This was a revelation and really supported the course materials. Details such as the ideal tilt, and brush shape that aren’t covered in the text, and the concept of the bead – that leading edge of dilute medium that sits at the bottom of any horizontal stroke – which I’d never heard of and had no idea of its actual use. Liron is using watercolour but I need to try it with acrylics. My guess is it will dry more quickly but we’ll see.
First attempts, some with stretched paper and some not. These are prussian blue and raw umber; dark, light, blended.
These two, on an easel that just won’t tilt any further back hence the running, are prussian blue and cad yellow, magenta and cad yellow, raw umber and prussian blue (light) and the same, dark. The paper is from a sketchbook and, despite stretching, still buckled and looks grainy. It was only just dry though, it may have changed further over night.
There’s another video on washes by the same man and I’ll check that out tomorrow.

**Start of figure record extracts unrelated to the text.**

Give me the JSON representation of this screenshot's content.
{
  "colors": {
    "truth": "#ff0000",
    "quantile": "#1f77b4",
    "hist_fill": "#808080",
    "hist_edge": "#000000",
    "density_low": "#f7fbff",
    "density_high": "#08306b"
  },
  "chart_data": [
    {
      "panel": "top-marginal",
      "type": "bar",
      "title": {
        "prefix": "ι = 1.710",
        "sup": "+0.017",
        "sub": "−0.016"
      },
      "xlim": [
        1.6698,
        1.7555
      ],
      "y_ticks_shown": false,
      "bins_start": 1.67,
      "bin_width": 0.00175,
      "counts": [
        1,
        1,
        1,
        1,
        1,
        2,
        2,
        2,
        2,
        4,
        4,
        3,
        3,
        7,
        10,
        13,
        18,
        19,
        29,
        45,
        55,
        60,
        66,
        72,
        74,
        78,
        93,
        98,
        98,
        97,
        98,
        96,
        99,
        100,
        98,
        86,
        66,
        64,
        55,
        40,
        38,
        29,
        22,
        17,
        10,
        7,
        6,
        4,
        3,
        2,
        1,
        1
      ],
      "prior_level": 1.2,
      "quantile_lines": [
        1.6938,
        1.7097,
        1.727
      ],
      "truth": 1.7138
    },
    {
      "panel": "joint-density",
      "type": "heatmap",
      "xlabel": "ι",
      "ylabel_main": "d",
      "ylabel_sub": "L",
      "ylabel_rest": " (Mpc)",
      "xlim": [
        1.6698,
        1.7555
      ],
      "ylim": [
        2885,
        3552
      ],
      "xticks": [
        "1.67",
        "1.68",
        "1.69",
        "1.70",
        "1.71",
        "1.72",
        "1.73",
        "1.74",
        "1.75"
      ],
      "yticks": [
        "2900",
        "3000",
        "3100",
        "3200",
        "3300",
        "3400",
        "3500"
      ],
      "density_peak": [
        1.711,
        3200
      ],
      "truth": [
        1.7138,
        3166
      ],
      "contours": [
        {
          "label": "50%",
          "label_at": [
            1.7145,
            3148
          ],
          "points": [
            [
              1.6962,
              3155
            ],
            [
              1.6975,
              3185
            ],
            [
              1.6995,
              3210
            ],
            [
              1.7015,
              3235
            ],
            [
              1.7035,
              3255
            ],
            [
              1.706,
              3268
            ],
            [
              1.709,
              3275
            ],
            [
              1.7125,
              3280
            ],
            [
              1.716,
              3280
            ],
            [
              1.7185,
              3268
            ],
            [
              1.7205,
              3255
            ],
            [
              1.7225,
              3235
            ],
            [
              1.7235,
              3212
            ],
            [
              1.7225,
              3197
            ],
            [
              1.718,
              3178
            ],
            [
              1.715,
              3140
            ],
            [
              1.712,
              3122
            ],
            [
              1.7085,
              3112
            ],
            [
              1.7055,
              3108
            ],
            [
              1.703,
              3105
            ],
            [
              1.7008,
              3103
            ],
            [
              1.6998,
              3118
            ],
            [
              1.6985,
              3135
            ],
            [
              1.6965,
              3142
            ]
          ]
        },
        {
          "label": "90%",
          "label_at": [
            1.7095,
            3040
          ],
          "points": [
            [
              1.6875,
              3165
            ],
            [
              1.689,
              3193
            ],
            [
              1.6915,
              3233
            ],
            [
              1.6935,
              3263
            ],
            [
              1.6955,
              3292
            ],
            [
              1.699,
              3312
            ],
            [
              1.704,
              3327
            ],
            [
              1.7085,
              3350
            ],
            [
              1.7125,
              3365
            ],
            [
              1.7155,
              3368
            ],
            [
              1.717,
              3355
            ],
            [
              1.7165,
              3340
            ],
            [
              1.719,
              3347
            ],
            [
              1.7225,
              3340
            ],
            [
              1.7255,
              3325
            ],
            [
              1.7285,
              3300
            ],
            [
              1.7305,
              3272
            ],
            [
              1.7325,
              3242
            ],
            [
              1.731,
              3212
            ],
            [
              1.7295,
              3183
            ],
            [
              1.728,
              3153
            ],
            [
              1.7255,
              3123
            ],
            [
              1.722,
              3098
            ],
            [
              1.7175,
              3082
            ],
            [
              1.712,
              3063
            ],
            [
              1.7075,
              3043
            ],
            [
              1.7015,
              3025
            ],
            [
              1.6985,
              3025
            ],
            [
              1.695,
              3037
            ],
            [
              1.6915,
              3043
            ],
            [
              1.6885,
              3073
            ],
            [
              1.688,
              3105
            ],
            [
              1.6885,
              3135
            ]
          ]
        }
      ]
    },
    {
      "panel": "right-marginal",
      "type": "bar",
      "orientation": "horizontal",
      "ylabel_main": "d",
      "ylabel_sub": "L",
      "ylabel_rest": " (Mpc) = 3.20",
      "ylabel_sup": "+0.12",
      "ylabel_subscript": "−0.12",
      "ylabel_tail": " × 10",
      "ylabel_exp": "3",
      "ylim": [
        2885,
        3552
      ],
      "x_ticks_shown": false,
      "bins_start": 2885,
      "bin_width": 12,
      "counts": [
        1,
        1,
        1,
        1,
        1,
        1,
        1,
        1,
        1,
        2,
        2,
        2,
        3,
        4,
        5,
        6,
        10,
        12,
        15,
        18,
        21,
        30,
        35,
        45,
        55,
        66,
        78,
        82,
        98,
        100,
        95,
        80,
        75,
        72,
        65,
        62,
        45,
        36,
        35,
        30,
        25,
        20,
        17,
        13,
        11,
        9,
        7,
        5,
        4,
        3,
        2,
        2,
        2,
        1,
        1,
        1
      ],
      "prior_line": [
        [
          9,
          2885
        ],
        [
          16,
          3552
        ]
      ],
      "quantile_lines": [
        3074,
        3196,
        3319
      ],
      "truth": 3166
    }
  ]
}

These seem to be a good resource.
This second video tackles wet/wet, wet/dry, heavy pigment/dilute, and various other permutations in a careful, fully explained sequence. The main principles to grasp are that drier applications won’t run into wetter areas – the reverse will happen; two dry applications abutting each other won’t blend very much at all, and two very wet applications will blend readily across their common boundary. Tilting accelerates any merging process, affecting the wetter application more readily.